Tuesday, April 10, 2012

Class No. 5: Standards for Digital Archives

Last week I took a Foundational DAS webinar, "Standards for Digital Archives" taught by Mahnaz Ghaznavi. As its name suggests, this course provided an overview of the many standards that are available for use with digital archives. The underlying theme was that standards are good, and that you should adopt the ones that fit the needs of your institution. The course began with an example of an electronic record that could have benefited from the use of standards: a word processing file created in an obsolete, proprietary format that displayed as a nonsensical mishmash of special characters. Had the file been converted to an open, standard, more persistent format, the information contained in the document could have been retained.

Though sometimes we create our own standards - a local set of topical subject headings, for example -  the best standards are those that are published and maintained by a standards setting body (such as ISO, W3C, NISO, ANSI, or NIST). There are standards to guide us in almost any activity that we engage in as archivists:
  • records retention and appraisal (ISO 15489); 
  • the ingestion, management, preservation, and access of digital or physical archives (ISO 14721, better known as OAIS); 
  • linking objects with their associated metadata (METS);
  • capturing preservation data about our objects (PREMIS); 
  • capturing descriptive metadata about our objects (Dublin Core);
  • migrating our objects into more stable formats (JPEG 2000, PDF/A)
  • and making sure our digital objects are stored in a secure manner (TRAC)
Given that it would have been impossible to delve into these standards in any detail within the confines of a ninety minute webinar, I think the instructor was able to convey some useful information about the options that are available to help manage digitized or born-digital archival assets. She advised us to learn from what other institutions have done and are doing, whether successfully or not, and to recognize that digital preservation is a moving target. To implement any of these standards one would need significantly more guidance, but this course can serve as the first step to becoming aware of what is possible.
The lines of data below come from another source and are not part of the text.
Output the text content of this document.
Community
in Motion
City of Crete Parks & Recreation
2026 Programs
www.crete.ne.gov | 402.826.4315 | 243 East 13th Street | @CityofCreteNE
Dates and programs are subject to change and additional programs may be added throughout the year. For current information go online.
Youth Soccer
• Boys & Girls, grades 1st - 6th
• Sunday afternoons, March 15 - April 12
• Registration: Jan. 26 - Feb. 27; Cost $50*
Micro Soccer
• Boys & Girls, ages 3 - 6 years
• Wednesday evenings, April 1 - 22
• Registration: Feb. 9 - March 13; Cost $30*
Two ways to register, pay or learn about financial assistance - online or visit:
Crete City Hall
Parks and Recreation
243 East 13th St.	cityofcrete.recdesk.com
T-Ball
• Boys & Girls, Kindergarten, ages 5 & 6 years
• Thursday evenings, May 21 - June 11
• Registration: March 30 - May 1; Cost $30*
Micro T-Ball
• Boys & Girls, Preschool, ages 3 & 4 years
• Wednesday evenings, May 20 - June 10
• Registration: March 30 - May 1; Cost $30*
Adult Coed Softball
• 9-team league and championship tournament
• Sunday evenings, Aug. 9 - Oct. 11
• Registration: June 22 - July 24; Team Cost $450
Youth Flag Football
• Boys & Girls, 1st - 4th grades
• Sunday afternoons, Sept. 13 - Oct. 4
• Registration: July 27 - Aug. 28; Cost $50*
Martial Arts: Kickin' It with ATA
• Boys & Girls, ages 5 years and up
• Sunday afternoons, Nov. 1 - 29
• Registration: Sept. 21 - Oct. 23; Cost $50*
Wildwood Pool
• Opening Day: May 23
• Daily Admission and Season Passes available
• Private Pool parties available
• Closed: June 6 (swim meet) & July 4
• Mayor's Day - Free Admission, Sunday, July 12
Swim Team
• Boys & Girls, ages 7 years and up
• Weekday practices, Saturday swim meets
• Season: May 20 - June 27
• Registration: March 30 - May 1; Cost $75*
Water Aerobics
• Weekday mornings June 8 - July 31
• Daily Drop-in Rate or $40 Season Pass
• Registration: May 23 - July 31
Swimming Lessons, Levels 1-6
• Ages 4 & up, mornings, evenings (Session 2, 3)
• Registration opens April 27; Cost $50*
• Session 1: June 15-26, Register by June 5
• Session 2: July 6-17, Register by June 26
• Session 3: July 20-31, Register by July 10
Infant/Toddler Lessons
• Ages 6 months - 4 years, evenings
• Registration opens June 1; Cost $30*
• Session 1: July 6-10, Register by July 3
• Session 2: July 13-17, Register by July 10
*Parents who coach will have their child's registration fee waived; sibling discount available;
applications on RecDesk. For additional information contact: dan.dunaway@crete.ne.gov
Because SAA generously allows multiple people to view their webinars for the cost of one registration (though each attendee must pay for his or her examination fee), we had a good-sized audience of full time staff and interns in a conference room at the Library. For our interns, most of whom are current graduate students in Library Science at Simmons College, it seemed like much of the information presented echoed what they've already learned in class. I took that as a positive sign that graduate programs are adapting to our increasingly digital world. Archives students graduating now will start their careers already armed with skills and knowledge that more established professionals must actively seek out (by pursuing the DAS certificate, for instance). Of course it has always been thus, everywhere and in every profession, but my perspective until recently has been that of the recent graduate; now that I have been out of school for almost ten years, I find that I am suddenly among those who must rush to catch up or be left behind.


  1. Erica- I see that you have taken both Standards for Digital Archives and Thinking Digital: Practical Session to Help You Get Started. I am looking at my 4th course for the DAS Certificate and am trying to decide between the two. Which did you think was more beneficial to you as a digital archivist?

  2. That's hard to say. I think it depends on how much you already know; if you aren't at all familiar with the various metadata and file format standards that are being used to handle digitized and born digital material, the Standards course might be a good introduction for you. If you're already aware of what's out there (OAIS, Dublin Core, METS, PREMIS, etc.), even if you're not an expert, it may leave you wanting more. It looks like they updated the Thinking Digital course sometime after I took it, so my experience may no longer be relevant, but it provided a very broad overview of working with digital content in general.

    Overall, if you're looking for a high level perspective and you're already familiar with most of the commonly used standards, I'd say go with Thinking Digital. If you think a basic introduction to current metadata standards would be helpful, take the Standards for Digital Archives course.

    I hope that was somewhat helpful. Let me know if I can answer any more questions!